Día tras día se consideraba más feliz y adorado, deseado por
cualquier mortal. Considerado invencible, faraón de la divinidad terrenal. No había día
en la ciudad de la perfección que no se hablase de la belleza de Sarastro.
Vivía, vivía mientras pensaba- “No podría estar más satisfecho
de mi mismo”-.
Como cualquier tarde cayó la noche, el horizonte oscureció.
Oscureció para no volver a aclararse con la luminosidad de la belleza. En
aquella noche cada uno de los habitantes de dicha ciudad perdió su hermosura,
sus cuerpos comenzaron a filtrarse de imperfecciones, desdichas y errores… de
enfermedades y miedos, sonrisas y llantos. Exceptuando a uno, a Sarastro.

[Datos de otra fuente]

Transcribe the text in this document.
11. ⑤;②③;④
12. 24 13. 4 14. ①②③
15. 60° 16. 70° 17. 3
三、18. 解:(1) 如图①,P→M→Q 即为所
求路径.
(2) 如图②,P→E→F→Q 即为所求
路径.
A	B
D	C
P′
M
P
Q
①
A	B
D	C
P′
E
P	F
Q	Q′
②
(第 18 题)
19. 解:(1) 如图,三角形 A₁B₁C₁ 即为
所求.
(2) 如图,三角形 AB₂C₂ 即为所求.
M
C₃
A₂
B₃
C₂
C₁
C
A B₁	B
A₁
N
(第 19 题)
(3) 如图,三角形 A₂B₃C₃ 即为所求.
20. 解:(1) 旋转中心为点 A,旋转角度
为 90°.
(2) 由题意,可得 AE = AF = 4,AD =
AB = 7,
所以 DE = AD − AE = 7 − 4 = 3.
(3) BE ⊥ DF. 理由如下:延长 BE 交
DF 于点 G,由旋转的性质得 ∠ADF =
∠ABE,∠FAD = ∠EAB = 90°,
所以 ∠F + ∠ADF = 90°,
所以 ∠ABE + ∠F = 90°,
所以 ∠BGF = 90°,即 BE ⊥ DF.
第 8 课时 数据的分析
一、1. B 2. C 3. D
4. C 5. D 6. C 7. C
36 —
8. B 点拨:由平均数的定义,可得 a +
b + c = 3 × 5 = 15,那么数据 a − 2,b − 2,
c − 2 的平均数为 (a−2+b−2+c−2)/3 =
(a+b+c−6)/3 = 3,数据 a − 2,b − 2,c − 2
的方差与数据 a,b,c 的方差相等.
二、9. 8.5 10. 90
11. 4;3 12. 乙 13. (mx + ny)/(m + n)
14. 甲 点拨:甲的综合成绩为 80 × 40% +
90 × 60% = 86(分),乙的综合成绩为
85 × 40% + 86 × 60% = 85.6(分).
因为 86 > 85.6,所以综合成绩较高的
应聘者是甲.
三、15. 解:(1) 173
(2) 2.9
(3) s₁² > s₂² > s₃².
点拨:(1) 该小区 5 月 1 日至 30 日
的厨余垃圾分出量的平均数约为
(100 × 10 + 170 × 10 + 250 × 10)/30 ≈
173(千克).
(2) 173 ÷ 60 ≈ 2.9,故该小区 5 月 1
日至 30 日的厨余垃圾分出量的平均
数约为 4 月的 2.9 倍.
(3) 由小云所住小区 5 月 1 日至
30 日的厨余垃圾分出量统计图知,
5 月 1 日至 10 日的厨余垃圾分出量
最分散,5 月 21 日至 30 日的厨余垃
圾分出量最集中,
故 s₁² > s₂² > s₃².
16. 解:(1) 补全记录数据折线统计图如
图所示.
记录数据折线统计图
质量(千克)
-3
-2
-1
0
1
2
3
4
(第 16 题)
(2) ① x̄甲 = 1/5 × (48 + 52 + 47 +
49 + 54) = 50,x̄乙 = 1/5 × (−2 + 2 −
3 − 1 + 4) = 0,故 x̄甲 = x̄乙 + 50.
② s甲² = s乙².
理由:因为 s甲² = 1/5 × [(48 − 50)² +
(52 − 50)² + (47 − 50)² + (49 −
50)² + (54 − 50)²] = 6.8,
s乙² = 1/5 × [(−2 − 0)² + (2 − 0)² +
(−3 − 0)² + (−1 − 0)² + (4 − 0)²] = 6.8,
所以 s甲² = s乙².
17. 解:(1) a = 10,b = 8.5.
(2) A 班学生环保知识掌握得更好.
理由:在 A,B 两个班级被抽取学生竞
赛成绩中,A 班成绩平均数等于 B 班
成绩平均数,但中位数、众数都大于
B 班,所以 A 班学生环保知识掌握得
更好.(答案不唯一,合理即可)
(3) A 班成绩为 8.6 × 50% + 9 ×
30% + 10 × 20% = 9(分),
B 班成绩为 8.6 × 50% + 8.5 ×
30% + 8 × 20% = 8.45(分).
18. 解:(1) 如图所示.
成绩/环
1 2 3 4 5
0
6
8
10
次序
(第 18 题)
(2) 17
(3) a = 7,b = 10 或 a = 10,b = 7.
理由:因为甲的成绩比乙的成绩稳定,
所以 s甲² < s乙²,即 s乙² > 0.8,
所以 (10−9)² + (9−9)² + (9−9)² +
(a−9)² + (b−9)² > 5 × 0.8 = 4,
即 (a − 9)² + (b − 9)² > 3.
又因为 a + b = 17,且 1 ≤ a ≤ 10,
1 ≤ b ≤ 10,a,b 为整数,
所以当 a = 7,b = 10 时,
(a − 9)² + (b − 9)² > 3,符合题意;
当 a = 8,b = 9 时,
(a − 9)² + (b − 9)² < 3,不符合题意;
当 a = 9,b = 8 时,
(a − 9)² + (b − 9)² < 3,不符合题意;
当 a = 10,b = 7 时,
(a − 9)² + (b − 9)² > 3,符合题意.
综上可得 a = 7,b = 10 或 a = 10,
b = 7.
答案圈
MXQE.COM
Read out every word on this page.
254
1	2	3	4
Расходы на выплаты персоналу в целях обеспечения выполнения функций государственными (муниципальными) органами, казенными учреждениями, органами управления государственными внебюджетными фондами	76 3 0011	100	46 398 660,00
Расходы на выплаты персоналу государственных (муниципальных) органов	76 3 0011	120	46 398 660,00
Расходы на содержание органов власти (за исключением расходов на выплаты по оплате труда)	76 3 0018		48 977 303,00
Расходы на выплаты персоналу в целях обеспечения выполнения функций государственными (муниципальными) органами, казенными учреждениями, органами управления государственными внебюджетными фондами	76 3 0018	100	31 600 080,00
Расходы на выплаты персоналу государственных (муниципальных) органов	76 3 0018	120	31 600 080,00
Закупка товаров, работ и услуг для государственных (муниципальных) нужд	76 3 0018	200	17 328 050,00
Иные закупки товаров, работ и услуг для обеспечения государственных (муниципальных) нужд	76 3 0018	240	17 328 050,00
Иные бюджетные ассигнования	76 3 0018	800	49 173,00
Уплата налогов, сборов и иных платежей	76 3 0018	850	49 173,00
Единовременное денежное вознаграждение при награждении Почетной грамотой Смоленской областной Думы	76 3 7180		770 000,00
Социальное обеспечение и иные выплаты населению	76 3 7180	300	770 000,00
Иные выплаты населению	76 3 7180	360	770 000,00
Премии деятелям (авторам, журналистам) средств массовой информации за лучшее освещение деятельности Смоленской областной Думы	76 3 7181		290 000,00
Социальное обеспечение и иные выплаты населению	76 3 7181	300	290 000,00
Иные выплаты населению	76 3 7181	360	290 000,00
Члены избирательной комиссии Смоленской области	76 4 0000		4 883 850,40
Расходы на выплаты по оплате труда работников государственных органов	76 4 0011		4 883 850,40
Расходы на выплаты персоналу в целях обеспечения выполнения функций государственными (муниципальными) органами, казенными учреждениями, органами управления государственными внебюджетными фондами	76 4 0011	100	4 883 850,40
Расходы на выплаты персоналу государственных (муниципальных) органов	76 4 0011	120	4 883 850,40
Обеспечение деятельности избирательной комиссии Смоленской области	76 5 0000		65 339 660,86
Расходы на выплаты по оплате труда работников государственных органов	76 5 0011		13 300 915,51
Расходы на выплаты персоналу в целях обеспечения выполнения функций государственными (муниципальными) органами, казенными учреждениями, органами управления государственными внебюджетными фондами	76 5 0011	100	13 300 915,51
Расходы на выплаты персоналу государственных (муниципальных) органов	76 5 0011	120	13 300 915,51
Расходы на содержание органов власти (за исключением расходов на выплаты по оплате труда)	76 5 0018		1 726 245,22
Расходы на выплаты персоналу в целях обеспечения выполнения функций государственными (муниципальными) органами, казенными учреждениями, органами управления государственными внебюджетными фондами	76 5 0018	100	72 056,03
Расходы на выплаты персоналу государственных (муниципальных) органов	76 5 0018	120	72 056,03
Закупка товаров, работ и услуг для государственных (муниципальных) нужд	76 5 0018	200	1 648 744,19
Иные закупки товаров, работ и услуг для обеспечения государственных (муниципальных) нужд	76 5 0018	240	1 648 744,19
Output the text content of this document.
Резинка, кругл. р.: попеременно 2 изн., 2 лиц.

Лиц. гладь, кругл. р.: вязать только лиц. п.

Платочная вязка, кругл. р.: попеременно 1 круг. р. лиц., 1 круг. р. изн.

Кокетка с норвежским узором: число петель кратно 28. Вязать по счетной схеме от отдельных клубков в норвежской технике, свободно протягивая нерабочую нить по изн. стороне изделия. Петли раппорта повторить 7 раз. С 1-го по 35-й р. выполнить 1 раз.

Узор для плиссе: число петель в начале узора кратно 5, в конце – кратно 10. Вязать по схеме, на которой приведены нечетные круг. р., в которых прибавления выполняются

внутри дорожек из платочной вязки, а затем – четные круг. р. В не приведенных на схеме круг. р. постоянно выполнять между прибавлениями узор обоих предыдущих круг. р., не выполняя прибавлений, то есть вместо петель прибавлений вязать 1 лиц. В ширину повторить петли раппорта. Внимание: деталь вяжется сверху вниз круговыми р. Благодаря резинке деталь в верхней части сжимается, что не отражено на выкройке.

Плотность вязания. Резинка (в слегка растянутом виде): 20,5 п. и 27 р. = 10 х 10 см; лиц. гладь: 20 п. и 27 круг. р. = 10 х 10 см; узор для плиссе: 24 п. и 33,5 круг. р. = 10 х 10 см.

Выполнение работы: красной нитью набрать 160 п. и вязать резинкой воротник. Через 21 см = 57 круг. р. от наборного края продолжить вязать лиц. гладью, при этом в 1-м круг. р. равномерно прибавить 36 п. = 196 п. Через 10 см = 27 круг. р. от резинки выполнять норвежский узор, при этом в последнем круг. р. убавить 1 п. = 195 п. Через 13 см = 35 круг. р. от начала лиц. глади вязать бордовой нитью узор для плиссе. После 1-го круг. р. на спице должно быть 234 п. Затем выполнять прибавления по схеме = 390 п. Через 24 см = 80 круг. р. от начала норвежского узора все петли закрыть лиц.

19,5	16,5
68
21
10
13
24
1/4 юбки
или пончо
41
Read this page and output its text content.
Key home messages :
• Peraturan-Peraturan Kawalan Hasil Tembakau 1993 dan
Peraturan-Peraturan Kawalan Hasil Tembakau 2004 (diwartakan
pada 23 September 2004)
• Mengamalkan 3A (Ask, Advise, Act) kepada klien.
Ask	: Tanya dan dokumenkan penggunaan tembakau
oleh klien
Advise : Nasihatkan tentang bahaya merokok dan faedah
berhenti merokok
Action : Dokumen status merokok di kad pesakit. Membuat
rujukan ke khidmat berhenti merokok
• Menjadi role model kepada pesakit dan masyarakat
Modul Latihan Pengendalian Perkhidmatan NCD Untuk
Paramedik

La ciudad de la perfección pasó a llamarse Mundo. Todo
estaba establecido.
Cien días y cien noches conviviendo con la imperfección. Sarastro dejo de ser adorado por las gentes.
Nadie podía adorar algo que estaba sobrepasando el límite de lo instaurado.
¿Cómo iban a poder?
Desde el primer momento de aquel repentino cambio fue repudiado,
rechazado por sus notables diferencias. Aquella masa de gente ya no podía comprender cierta luminosidad. Su felicidad se esfumaba como un
castillo de arena construido en la orilla en un día de oleaje. Cien días y cien
noches fueron suficientes para conseguir que Sarastro se fuese consumiendo de
tristeza y de inseguridad. A la ciento y una noche murió. Murió por su ingrata
belleza. Por corromper.
Moría, moría mientras pensaba – “No podría estar más
insatisfecho de mí mismo”-.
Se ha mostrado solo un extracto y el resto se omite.